# coolest thing in sports



## min0 lee (Jun 18, 2005)

What do you guys think is the coolest thing in sports? 


I personally think a walk off homer is by far the coolest thing in sports. But what do you all think?


Slam dunk, a hole in one, knock out?


----------



## cappo5150 (Jun 18, 2005)

A grand slam in the bottom of the 9th.  Or a hail mary with seconds left on the clock.


----------



## min0 lee (Jun 18, 2005)

cappo5150 said:
			
		

> A grand slam in the bottom of the 9th.  Or a hail mary with seconds left on the clock.


Niceeeeeeee


----------



## GFR (Jun 18, 2005)

The ring girls between rounds....not the skinny ones in American fights but the big butt girls in Mexico and south America. I also like the Knock outs in the actual sport too.


----------



## The Monkey Man (Jun 18, 2005)

When professional athletes keep their mouth's Shut at a press conference!


----------



## Doublebase (Jun 20, 2005)

A great run in football.  Spinning, juking, hoping, shoulder charging.  They are so fast too.  Like that running back from San Diego.  Tomilson, I think thats his name.


----------



## NeedMuscleMass (Jun 20, 2005)

Doublebase said:
			
		

> A great run in football.  Spinning, juking, hoping, shoulder charging.  They are so fast too.  Like that running back from San Diego.  Tomilson, I think thats his name.



yup.. lt is nasty


----------



## min0 lee (Jun 20, 2005)

ForemanRules said:
			
		

> The ring girls between rounds....not the skinny ones in American fights but the big butt girls in Mexico and south America.
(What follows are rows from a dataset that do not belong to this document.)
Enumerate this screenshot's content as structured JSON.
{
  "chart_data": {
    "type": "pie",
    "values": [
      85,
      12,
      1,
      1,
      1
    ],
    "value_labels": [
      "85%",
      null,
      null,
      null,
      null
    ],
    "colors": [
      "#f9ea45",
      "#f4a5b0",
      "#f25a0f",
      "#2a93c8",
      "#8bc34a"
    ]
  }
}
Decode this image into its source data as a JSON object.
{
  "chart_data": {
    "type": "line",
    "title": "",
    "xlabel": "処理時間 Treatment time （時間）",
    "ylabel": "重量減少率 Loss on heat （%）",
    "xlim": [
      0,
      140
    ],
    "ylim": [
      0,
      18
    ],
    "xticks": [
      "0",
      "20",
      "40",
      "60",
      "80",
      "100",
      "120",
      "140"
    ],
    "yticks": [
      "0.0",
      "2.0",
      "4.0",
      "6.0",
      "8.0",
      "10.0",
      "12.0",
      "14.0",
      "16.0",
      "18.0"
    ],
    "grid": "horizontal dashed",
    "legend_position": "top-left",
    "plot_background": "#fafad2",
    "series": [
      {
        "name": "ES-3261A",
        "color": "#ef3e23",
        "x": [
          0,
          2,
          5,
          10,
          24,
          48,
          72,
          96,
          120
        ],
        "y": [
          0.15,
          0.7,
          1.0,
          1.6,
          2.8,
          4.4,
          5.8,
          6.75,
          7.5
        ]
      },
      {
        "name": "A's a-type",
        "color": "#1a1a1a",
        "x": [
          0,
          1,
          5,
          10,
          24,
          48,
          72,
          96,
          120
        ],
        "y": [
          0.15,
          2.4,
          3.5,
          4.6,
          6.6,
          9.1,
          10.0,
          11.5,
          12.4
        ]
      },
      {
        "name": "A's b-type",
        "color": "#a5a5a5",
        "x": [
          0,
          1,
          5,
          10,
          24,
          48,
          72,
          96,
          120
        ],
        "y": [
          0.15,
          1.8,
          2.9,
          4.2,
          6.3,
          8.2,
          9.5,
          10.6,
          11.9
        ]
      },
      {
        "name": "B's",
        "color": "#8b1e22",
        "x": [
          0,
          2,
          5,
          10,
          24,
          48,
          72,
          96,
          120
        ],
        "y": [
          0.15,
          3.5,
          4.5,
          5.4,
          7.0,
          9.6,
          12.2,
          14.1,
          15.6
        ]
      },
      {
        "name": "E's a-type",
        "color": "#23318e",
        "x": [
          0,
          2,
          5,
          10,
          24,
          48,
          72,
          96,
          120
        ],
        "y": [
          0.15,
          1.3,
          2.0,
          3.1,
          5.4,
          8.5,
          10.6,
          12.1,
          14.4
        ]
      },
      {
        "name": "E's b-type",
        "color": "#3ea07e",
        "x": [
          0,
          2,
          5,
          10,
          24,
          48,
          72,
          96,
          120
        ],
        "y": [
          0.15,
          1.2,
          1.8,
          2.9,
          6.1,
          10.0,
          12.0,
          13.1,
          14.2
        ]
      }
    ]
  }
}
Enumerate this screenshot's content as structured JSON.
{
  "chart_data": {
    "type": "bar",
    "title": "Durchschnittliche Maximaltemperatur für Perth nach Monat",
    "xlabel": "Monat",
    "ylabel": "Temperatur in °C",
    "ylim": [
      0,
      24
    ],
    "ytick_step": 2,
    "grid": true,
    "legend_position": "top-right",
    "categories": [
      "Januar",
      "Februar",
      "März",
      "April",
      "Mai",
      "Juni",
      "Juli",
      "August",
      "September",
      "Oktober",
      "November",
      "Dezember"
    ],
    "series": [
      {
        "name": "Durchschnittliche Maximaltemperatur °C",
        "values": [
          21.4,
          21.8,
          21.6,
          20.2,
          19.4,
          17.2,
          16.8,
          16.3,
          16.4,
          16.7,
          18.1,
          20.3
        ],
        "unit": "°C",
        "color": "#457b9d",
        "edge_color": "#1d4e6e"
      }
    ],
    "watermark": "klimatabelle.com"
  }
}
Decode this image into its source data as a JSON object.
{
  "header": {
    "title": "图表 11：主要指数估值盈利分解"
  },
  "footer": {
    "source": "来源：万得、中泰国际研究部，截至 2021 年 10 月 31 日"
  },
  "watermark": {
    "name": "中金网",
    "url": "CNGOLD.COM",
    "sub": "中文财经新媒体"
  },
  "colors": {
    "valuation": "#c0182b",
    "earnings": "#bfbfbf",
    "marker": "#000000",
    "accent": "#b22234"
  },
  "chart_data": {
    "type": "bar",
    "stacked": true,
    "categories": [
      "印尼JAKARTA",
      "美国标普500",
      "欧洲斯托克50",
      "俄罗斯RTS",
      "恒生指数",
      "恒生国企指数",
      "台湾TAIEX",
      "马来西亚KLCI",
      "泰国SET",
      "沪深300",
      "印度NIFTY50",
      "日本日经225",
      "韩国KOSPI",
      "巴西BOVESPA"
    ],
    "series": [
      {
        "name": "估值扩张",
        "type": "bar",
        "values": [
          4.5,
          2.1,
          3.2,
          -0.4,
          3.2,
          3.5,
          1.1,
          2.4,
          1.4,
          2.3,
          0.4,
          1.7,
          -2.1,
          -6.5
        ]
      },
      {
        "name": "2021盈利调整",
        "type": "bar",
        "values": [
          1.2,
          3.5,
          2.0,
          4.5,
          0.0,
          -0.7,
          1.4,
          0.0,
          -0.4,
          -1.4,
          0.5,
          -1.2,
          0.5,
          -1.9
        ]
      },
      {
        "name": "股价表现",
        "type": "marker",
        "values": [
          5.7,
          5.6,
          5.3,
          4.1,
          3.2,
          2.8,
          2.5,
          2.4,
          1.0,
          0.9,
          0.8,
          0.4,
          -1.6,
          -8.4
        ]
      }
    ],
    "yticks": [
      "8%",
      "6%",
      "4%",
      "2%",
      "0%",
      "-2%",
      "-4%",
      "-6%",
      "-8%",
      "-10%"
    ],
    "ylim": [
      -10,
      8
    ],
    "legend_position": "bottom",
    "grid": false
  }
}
I also like the Knock outs in the actual sport too.


----------



## cappo5150 (Jun 20, 2005)

I changed my mind, I'll go with the ring girls instead.


----------



## min0 lee (Jun 20, 2005)




----------



## ReelBigFish (Jun 22, 2005)

When a running back tries to jump over a defender and gets chopped at the legs and does a flip........but the ring girls are definately numero uno.


----------